NUMERICAL SIMULATION OF 2D FLUID FLOW USING THE FINITE ELEMENT DISCRETIZATION ON UNSTRUCTURED GRID COMBINED WITH ADAPTIVE MESH REFINEMENT TECHNIQUE

Abstract

The finite element method (FEM) has been successful in simulating complex physical systems in science and
engineering. A big challenge of using the FEM is how to reduce computation time in large-scale problems. In this
paper, we propose combining the FEM and an Adaptive Mesh Refinement (AMR) technique for solving an
incompressible fluid flow on unstructured grids. We use the magnitude of the vorticity field as an indicator function
to detect the region that needs to be refined and then refine the original mesh using an element subdivision
technique.
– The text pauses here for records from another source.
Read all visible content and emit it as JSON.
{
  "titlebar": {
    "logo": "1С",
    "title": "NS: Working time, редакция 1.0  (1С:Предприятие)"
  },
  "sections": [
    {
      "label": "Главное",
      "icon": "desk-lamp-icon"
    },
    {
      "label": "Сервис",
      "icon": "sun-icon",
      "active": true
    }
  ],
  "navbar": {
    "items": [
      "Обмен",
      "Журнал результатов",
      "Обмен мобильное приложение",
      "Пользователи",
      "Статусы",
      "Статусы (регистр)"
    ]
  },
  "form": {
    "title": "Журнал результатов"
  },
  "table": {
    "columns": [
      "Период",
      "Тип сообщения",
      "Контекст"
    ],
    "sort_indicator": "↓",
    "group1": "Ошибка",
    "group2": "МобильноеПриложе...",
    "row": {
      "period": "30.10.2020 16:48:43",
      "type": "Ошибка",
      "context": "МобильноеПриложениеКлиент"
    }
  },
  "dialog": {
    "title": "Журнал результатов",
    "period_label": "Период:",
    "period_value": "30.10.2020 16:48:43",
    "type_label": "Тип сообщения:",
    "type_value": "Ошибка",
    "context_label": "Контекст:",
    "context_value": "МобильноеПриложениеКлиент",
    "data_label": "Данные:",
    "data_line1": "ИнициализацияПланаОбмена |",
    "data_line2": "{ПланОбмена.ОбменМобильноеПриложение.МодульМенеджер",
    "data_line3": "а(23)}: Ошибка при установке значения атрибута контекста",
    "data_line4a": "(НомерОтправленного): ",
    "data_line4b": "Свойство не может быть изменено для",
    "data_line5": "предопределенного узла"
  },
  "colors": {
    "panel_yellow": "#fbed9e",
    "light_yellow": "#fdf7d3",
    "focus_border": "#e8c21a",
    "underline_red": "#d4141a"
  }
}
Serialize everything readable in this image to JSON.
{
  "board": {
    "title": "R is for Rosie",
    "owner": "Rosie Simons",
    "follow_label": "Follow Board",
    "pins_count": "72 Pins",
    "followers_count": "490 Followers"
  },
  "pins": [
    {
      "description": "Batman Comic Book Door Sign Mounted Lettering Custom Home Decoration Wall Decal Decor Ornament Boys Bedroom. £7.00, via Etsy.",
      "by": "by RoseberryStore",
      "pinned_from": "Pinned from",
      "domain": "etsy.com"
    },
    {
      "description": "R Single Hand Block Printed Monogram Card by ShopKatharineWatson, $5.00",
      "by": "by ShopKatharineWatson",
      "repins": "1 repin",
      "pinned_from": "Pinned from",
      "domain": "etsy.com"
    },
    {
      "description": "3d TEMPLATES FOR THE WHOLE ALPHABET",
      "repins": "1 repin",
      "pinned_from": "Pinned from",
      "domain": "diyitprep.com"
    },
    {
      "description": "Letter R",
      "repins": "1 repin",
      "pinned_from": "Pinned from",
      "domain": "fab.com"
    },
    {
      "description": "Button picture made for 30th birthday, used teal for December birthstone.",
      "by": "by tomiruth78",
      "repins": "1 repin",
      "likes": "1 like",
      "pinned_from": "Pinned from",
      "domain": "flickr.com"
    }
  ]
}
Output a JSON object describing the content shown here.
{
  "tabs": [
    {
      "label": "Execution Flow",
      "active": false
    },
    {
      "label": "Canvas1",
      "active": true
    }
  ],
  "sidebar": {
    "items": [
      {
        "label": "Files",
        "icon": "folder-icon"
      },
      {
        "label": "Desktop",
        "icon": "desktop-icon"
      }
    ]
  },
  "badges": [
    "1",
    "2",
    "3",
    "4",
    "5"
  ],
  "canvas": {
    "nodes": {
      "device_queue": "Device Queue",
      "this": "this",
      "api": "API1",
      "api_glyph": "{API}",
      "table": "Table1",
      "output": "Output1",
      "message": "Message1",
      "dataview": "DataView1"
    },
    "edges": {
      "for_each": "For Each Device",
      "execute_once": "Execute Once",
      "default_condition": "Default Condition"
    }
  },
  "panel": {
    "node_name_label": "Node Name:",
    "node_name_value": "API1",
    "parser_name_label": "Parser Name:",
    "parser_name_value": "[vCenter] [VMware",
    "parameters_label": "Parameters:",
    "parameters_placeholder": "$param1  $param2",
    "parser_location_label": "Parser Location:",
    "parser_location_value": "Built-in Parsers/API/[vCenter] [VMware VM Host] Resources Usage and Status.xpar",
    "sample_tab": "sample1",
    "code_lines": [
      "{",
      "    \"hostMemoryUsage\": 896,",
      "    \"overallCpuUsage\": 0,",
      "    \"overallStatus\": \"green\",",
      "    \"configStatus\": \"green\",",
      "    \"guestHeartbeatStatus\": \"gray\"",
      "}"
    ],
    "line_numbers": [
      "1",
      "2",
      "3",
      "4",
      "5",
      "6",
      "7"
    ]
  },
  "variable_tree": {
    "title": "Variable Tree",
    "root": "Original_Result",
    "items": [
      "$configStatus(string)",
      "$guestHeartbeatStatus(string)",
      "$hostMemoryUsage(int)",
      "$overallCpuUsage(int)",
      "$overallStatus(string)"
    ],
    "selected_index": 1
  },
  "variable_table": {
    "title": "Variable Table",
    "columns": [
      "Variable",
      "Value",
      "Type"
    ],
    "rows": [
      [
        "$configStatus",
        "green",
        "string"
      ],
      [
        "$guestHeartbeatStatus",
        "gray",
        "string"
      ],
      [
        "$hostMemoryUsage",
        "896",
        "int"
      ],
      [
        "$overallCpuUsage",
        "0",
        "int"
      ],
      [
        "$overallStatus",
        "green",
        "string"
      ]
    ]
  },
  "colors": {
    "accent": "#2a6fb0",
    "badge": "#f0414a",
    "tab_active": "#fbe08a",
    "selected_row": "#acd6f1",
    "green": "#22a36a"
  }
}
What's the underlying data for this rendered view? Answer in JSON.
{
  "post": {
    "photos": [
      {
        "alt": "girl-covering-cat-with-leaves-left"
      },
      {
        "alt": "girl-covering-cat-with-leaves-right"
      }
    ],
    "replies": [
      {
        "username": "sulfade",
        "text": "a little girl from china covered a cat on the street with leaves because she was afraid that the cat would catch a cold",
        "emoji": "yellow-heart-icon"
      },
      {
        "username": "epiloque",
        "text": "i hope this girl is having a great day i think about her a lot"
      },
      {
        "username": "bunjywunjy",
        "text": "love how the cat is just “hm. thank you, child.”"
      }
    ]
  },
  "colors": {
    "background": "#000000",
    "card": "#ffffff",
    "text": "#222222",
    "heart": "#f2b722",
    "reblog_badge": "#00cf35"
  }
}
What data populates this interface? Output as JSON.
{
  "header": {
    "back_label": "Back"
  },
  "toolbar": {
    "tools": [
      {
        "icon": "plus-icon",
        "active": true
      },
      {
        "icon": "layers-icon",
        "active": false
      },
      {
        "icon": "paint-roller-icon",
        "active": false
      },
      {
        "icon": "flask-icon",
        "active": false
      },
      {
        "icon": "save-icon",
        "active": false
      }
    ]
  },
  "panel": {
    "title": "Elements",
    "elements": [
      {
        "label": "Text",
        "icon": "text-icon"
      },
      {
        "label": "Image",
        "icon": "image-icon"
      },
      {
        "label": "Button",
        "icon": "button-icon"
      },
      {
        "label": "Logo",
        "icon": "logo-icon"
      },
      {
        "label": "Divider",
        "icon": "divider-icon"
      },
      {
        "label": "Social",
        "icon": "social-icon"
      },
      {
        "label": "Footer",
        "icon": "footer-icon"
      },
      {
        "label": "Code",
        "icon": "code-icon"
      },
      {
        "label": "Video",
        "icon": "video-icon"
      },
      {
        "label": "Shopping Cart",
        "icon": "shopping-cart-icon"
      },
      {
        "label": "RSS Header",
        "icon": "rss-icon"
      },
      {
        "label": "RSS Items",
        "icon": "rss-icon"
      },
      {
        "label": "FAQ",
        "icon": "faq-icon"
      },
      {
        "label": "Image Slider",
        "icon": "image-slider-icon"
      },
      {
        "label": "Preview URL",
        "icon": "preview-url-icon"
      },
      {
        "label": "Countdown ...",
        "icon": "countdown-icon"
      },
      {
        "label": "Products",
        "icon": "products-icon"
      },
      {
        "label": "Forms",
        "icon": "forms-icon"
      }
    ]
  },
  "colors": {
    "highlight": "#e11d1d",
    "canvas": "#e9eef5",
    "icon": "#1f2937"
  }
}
The governing equations are discretized using a finite element method based on the linear, equal order
P1P1 elements (linear order for both velocity and pressure). The Navier-Stokes equations for unsteady fluid flow are
solved using a three-step projection method with the Crank-Nicolson scheme employed for the temporal
discretization of diffusion term and the Adams-Bashforth scheme for convection term. The performance of the
present method is verified for several benchmark problems in 2D domains. It shows that the proposed method can
provide enough accuracy compared to the previous results. Moreover, the present method can significantly reduce
the CPU time compared to the traditional method without using the AMR technique.